Do we buy it? For all the appeal of this approach—and The Professor and the Madman is an appealing book—there's something unsettling here: not just the glancing ease of the narrative but the relationship to history it helps build. When Winchester describes horses' "hooves striking sparks from the cobbles as they rushed the victim to the emergency entrance," we are not supposed to ask—not allowed to ask, given no sourcing—whether those sparks were actually there, probably there, or made up. When Winchester passes his pictures through a rosy filter (as he often seems to), we're left with a tourist's inability to do anything but take the story as it comes. What's unsettling is not that readers don't realize these dangers but that they almost certainly do: To allow yourself to enjoy Winchester's books is to accede to the idea that history can be understood passively, as entertainment.

The perils of this approach come to the fore in Winchester's new volume. The Alice Behind Wonderland explores the relationship between Charles Dodgson (better known as Lewis Carroll) and Alice Liddell (the girl who inspired his famous tale) through the photos he took of her over many years. The setting is once more Victorian Oxford, but the material here is fragile and fraught: A nagging puzzle about Charles Dodgson is the extent to which he was, or wasn't, a pedophile.

And on this matter, Winchester is strangely evasive. He refers dismissively to "all the fuss and bother that surrounds the relationship between Charles Dodgson and Alice Liddell." He dwells instead, at length, on the history of amateur photography. Bubbly asides play up characters' charming quirks—we learn, for example, about the Liddell paterfamilias's "enduring fascination with matters of drainage"—but when it comes down to the uncomfortable bits, Winchester zooms ahead, inviting little from the reader but a double take: Dodgson's "utter fascination with all of these girls, his need to picture them with or without clothing, his need to make them happy, to amuse them …" What? He is unsqueamish about raising the sex issue for suspense but finally declares, briskly, that Dodgson's "interest in the Liddell girls during their prepubescent years was unremarkable, in every sense of the word." In a text whose cheery vagueness comes near hagiography (we're told that Dodgson, "a young man of exceptional talent and ability," graduated from Oxford with a First Class in mathematics but did "rather less well" in classics—an unexceptional performance that gets no further elaboration), this dismissal raises uncomfortable questions of its own.
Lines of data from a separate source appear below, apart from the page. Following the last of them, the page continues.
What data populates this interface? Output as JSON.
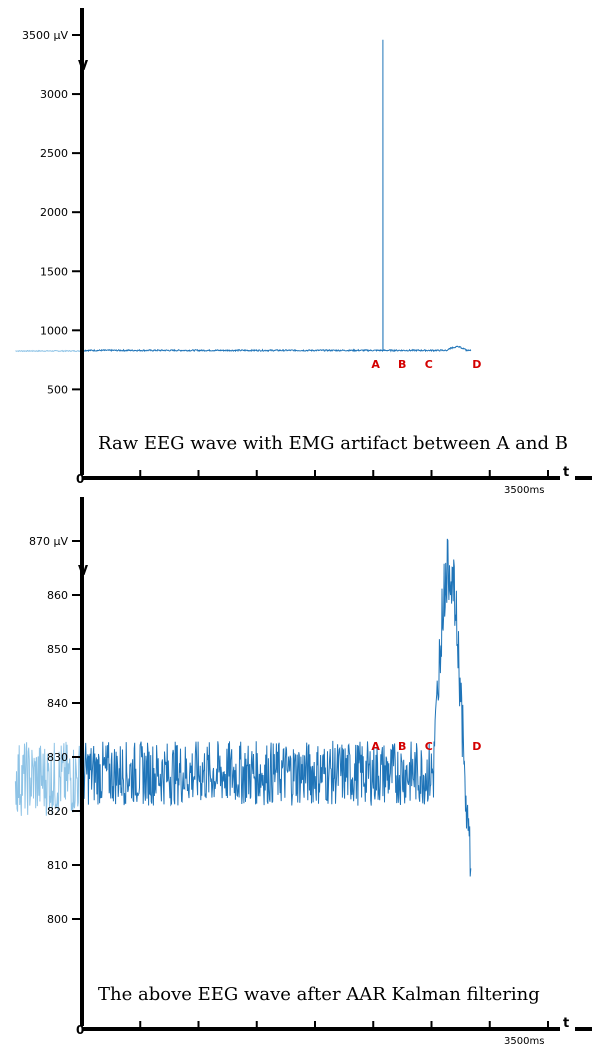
{
  "chart_data": [
    {
      "type": "line",
      "title": "Raw EEG wave with EMG artifact between A and B",
      "ylabel": "V",
      "xlabel": "t",
      "y_max_label": "3500 µV",
      "x_max_label": "3500ms",
      "origin_label": "0",
      "ylim": [
        300,
        3500
      ],
      "xlim": [
        0,
        3500
      ],
      "y_ticks": [
        "3000",
        "2500",
        "2000",
        "1500",
        "1000",
        "500"
      ],
      "x_tick_count": 8,
      "markers": [
        {
          "label": "A",
          "x": 2160
        },
        {
          "label": "B",
          "x": 2360
        },
        {
          "label": "C",
          "x": 2560
        },
        {
          "label": "D",
          "x": 2920
        }
      ],
      "series": [
        {
          "color": "#8ec3e6",
          "x_start": -500,
          "x_end": 0,
          "baseline": 825,
          "noise": 4
        },
        {
          "color": "#1f74b8",
          "x_start": 0,
          "x_end": 2920,
          "baseline": 830,
          "noise": 6,
          "spike": {
            "x": 2260,
            "peak": 3460
          },
          "bump": {
            "x_start": 2740,
            "x_end": 2920,
            "peak": 860
          }
        }
      ]
    },
    {
      "type": "line",
      "title": "The above EEG wave after AAR Kalman filtering",
      "ylabel": "V",
      "xlabel": "t",
      "y_max_label": "870 µV",
      "x_max_label": "3500ms",
      "origin_label": "0",
      "ylim": [
        790,
        870
      ],
      "xlim": [
        0,
        3500
      ],
      "y_ticks": [
        "860",
        "850",
        "840",
        "830",
        "820",
        "810",
        "800"
      ],
      "x_tick_count": 8,
      "markers": [
        {
          "label": "A",
          "x": 2160
        },
        {
          "label": "B",
          "x": 2360
        },
        {
          "label": "C",
          "x": 2560
        },
        {
          "label": "D",
          "x": 2920
        }
      ],
      "series": [
        {
          "color": "#8ec3e6",
          "x_start": -500,
          "x_end": 0,
          "baseline": 826,
          "noise": 7
        },
        {
          "color": "#1f74b8",
          "x_start": 0,
          "x_end": 2920,
          "baseline": 827,
          "noise": 6,
          "bump": {
            "x_start": 2640,
            "x_end": 2920,
            "peak": 865,
            "end": 812
          }
        }
      ]
    }
  ]
}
"Volumes have been written about the friendship between Charles Dodgson and the Liddell household," Winchester informs us near the end of The Alice Behind Wonderland. His "Suggestions for Further Reading," which comprises a total of five books, names two. Although you'd barely know it from Winchester's quick summaries, Carroll scholarship has grown fascinatingly divided in the past two decades: On one hand are those who believe there was something shady going on, and, on the other, those who demonstrate, carefully, how Dodgson's conduct might fit with Victorians' ideation of childhood. Both sides make for provocative and illuminating reading. The problem with the author Winchester has become lately isn't his terrifying speed, scholarly looseness, or sometimes-overdone style. It's his commitment to the cause of historical tourism over frank appraisal, pat narrative over uncomfortable paradox. A good book ought to bring its readers down the rabbit hole, into the heart of something strange and wonderful and complex. Winchester, these days, simply offers us escape.